A Primer on State - Sponsored Cyber Espionage and the Need for International Norms
Of late, the terms “spy” and “espionage” have been frequently heard in discussions and debates. This could be due to the allegations that have been leveled against Kulbhushan Jadhav which have brought to light the ambiguous position accorded to spies in the international arena.1
However, modern day espionage isn’t only restricted to “real”/human spies (as romanticised by James Bond and other mystery thrillers) infiltrating borders and stealthily stealing a nation’s secrets. Developments in technology have made it all too easy for governments to monitor, collect, and utilise personal data of citizens within and outside their country’s borders.2
This blog endeavors to highlight the failure of the body of international law in restricting and regulating a rising global concern- cyber espionage. An attempt will also be made to explore the reasons behind this gaping lacuna, and guidelines will be suggested for the role that international law can play in this regard.
Lack of Political Will
Governments across the world carry out spying activities. It is seen as vital to understanding the capabilities and intentions of other nations, as well as securing the safety of their own. At the same time, it can often involve violation of a nation’s sovereignty and territorial integrity. Yet, most nations hold that the benefits of espionage (like intelligence collection) outweigh the costs. Thus, there is no international political will to establish rules to monitor or supervise this activity. This is one of the reasons why there is no customary, substantive, or even procedural law regulating the same. Another point is that even in the existence of such rules, it would be difficult to detect breach of the rules by any nation as espionage, by definition, is a conducted clandestinely. Any rule which doesn’t suit a nation’s interests could (and would) be broken without any repercussion.
The Era of Mass Cyber Surveillance
However, the disturbing shift from targeted spying to mass cyber surveillance has a wide impact on the rights of private, innocent civilians. Governments, sometimes through media and network corporations, are capable of violating the citizens’ right to privacy with impunity.3 Cross border surveillance has also become a commonplace occurrence with the increasing availability of high-end technology at relatively low cost. The data that is collected can be stored at cheap rates for an undefined period of time, and utilised for tracing movements and tracking personal information, en masse.4
In the past, there has been wide public outrage when evidence of such State-sponsored mass surveillance has come out into the open. For example, the NSA files that were revealed in the Edward Snowden expose came as a shock to the population in the USA, and worldwide. It threw light on the extent of information that a popularly elected government was capable of collecting surreptitiously.5
Existing International Framework
In the body of international law, there is no law that specifically addresses the issue of spies and espionage. It is only in Article 17 of the International Covenant on Civil and Political Rights (ICCPR) that a mention to a person’s right to privacy is made. This Article prohibits arbitrary or unlawful interference with one’s privacy, family, home or correspondence.6 One of the major violations that nations commit when they indulge in mass surveillance is that it is “arbitrary”. It is not on anybody in particular, and it is to no specific, justifiable end. It is such spying/surveillance that affects persons on an intimate level and threatens the sanctity of private spheres.
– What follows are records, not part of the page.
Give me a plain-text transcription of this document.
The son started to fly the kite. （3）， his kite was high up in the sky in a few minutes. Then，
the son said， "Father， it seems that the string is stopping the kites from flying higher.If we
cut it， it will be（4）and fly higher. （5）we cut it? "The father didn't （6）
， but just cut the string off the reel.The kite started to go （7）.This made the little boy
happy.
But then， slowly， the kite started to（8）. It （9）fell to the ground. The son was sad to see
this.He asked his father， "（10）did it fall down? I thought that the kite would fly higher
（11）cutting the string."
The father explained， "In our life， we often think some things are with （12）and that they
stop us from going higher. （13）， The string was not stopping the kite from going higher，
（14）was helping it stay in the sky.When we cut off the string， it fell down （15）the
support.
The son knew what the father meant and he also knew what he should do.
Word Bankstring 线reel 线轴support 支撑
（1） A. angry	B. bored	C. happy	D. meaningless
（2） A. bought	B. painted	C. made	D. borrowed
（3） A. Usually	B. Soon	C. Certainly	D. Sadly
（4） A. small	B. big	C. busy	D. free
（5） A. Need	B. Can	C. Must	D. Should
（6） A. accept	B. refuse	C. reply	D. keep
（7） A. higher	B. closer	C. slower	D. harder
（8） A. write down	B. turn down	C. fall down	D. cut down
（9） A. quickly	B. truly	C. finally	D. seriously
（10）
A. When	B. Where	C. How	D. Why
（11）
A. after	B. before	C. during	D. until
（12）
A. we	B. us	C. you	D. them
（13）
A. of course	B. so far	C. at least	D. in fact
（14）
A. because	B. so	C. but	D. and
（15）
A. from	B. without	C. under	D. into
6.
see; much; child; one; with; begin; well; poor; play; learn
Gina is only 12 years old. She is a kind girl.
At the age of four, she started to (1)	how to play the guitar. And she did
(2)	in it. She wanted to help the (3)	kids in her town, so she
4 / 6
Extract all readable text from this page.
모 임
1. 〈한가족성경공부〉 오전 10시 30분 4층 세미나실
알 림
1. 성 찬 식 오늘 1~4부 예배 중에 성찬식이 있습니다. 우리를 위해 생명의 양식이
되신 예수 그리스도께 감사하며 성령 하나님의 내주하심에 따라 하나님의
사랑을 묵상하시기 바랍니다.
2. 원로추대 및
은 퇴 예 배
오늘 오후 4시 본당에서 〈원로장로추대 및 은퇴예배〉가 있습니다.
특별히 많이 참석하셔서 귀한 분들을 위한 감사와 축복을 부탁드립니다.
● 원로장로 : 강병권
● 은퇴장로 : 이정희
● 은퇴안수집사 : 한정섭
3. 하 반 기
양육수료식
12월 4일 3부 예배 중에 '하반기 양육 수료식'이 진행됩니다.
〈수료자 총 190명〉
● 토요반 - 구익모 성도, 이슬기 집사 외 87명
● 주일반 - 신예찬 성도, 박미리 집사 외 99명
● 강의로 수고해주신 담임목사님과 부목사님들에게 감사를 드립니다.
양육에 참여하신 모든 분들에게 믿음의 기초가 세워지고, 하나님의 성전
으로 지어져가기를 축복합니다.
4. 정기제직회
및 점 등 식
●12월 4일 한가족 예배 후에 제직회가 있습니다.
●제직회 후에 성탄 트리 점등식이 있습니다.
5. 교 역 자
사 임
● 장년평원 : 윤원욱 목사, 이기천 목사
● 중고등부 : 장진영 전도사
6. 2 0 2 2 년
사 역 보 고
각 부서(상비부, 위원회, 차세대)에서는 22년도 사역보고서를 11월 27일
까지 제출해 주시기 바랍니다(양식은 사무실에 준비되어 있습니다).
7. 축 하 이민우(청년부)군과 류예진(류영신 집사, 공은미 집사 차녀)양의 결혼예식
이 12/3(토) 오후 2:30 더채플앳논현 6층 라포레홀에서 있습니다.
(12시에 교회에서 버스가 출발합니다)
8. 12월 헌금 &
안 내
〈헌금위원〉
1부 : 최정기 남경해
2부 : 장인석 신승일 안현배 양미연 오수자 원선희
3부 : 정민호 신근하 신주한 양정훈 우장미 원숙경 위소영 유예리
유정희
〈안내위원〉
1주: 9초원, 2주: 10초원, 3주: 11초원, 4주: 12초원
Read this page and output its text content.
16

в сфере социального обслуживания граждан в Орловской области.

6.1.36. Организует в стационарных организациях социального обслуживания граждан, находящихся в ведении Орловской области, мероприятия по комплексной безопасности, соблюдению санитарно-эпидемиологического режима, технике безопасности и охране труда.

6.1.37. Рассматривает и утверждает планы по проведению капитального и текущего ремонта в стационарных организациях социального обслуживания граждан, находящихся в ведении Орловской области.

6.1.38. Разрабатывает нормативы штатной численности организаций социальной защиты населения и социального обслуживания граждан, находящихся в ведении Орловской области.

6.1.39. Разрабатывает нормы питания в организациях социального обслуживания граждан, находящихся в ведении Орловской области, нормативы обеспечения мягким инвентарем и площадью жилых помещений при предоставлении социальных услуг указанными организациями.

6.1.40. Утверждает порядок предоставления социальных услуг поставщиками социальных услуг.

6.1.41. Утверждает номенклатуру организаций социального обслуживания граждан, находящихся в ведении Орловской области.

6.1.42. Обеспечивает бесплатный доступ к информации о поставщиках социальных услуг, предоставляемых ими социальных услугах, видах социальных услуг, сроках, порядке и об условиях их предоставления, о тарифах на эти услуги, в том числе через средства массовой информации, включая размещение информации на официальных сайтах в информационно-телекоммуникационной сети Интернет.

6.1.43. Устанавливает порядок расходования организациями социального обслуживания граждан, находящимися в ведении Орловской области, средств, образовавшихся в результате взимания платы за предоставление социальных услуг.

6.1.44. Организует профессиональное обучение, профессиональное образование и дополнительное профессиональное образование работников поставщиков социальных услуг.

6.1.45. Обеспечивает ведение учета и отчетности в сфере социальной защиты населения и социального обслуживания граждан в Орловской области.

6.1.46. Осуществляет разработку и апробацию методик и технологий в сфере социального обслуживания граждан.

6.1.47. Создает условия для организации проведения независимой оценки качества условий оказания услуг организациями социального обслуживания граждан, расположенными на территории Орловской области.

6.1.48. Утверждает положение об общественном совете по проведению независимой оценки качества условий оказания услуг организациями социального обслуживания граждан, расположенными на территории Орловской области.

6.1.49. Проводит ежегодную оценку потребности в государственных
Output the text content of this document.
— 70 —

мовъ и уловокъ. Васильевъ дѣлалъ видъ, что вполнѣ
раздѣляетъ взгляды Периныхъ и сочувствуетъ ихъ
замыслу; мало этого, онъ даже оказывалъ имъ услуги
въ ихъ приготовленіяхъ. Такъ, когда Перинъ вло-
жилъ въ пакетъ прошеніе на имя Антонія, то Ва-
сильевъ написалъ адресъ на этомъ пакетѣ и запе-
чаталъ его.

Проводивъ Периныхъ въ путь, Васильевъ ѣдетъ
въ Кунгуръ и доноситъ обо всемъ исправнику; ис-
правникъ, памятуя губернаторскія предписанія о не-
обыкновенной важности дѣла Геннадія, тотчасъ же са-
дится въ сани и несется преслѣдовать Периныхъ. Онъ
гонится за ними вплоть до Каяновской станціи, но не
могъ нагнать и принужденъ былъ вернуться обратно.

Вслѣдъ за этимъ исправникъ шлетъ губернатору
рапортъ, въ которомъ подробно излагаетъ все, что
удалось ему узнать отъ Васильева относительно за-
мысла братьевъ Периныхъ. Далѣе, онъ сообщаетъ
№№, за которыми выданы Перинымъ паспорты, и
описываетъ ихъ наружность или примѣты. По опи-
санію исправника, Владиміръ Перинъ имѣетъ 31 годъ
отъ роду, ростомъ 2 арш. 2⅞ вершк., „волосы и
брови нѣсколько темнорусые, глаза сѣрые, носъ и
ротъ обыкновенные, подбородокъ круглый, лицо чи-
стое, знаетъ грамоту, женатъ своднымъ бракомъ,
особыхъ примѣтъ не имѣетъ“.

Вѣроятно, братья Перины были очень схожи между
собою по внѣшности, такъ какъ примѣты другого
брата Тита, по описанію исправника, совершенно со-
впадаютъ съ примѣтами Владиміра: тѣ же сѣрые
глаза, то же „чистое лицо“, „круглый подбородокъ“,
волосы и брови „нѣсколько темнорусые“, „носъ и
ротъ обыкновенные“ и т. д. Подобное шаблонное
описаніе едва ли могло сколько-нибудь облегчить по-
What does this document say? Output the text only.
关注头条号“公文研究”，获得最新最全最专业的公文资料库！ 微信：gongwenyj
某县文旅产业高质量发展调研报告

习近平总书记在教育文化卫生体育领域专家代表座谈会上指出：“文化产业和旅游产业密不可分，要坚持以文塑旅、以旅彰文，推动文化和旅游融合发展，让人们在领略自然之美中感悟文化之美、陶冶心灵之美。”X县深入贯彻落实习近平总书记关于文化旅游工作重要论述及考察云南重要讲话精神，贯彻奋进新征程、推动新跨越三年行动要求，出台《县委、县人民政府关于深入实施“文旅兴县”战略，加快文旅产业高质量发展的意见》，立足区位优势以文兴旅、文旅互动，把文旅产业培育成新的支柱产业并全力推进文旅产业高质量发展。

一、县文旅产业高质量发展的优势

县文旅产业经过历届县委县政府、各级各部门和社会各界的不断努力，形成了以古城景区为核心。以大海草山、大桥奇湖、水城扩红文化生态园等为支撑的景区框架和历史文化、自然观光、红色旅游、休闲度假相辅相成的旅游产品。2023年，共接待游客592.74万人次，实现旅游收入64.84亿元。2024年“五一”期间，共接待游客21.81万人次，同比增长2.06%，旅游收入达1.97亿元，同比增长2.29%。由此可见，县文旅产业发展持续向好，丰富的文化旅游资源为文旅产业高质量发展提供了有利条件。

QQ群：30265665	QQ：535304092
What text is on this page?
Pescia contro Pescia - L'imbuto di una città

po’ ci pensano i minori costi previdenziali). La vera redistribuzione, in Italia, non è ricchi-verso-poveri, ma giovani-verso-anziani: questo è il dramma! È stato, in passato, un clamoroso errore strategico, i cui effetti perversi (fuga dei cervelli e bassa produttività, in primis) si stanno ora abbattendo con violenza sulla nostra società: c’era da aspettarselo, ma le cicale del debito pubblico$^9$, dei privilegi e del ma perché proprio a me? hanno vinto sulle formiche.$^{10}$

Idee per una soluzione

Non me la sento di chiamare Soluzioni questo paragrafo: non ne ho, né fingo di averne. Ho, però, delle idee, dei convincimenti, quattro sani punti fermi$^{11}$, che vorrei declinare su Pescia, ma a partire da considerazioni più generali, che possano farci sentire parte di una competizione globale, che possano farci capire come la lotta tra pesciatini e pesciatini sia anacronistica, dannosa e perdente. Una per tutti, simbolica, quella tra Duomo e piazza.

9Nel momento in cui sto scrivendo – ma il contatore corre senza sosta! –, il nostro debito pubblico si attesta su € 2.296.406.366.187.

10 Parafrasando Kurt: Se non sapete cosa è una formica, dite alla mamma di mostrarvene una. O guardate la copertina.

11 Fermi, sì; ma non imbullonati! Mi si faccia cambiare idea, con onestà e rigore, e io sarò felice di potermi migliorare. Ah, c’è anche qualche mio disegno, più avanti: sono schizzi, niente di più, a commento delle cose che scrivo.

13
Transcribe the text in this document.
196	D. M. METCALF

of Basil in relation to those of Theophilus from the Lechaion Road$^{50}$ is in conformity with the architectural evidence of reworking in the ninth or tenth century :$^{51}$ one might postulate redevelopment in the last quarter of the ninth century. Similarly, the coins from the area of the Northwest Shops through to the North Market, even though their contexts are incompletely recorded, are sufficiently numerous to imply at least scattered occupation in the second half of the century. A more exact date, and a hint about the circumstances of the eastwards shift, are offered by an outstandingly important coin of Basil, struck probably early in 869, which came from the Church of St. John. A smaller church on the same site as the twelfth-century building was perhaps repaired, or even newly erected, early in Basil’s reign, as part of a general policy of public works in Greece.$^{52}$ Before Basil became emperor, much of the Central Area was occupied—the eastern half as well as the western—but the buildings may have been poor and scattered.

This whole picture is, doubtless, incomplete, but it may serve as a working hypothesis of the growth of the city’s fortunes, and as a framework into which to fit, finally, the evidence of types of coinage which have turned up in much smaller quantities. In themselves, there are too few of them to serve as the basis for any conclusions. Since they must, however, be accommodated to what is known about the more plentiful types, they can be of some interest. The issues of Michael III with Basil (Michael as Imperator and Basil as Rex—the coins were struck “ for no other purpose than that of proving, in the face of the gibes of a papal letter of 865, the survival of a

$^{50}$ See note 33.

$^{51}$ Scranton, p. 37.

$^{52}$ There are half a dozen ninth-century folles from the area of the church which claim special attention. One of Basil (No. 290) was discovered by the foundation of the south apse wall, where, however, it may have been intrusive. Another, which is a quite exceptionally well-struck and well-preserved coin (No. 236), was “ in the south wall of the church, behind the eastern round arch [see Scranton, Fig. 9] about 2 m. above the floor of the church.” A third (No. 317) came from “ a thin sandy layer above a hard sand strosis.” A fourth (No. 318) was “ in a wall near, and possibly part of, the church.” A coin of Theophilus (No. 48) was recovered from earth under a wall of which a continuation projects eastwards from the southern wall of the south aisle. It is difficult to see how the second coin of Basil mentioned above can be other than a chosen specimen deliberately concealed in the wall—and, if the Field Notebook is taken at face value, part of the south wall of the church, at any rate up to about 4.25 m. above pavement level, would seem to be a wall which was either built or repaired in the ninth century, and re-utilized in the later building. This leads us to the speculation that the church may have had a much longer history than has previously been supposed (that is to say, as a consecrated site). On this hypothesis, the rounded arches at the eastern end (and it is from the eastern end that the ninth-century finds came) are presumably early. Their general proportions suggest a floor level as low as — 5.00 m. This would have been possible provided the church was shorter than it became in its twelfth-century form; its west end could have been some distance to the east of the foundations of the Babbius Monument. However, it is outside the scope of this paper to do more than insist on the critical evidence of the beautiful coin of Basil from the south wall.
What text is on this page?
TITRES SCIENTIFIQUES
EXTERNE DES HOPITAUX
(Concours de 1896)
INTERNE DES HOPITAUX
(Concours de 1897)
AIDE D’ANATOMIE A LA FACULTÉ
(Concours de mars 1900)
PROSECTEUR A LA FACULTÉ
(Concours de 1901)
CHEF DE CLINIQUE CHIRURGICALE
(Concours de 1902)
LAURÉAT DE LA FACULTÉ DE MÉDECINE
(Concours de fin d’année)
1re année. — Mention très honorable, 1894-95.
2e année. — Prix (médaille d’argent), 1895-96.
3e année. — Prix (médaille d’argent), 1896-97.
Citizens within the domestic territory of a country would have the most power to force their governments to enact cyber security and privacy laws. Governments would be unwilling to ignore public outrage in this regard. However, such laws would operate only within the domestic territory and would not solve the problem of cross-border mass surveillance. It would necessitate an international regulatory framework.
The Way Forward
Getting various foreign governments on the same page regarding the provisions of such a law would be a herculean task. A beginning could be made in encouraging nations in blocs with similar interests and alliances to enter into treaties. For example, the Five Eyes alliance consisting of Australia, Canada, New Zealand, United Kingdom, and United States could enter into treaties putting limits on spying and intelligence sharing amongst them. These treaties could find their basis in the domestic laws promulgated in these nations. Once the blocs have their specific treaties in place, an international law amalgamating the provisions of the treaties could be drafted.
Towards this end, the international convention, as like any law, should have some hall marks such as accountability, unambiguousness, and an effective redressal system. Calling for a complete ban on cross-border surveillance would not serve the purpose as nations would find ways and means to subvert the ban. Instead, the norms should focus on controlling the extent and mode of the espionage. In the interests of people’s right to privacy, States would have to impose certain limits on their own spying activities.
In order to ensure that States are not flouting these rules, an independent, unbiased international body should be constituted. It would function under the aegis of the United Nations and could enjoy similar wide-ranging powers like the International Atomic Energy Agency (IAEA). The body could inspect data collection methods and limit the storage of such data to a reasonable, limited period of time. Governments would have to submit their data sharing arrangement with telecom and network corporations to such a body for periodic scrutiny.
As mentioned previously, these norms would not attempt to completely ban espionage activities. They would simply make it quite difficult for States to indulge in cross border mass surveillance. Violations of the international convention could result in severe repercussions, with countries even imposing sanctions.
As time passes, the understanding of privacy and cyber security will grow. This will get reflected in the evolving body of international law, and the rights of citizens against their own governments will be safeguarded.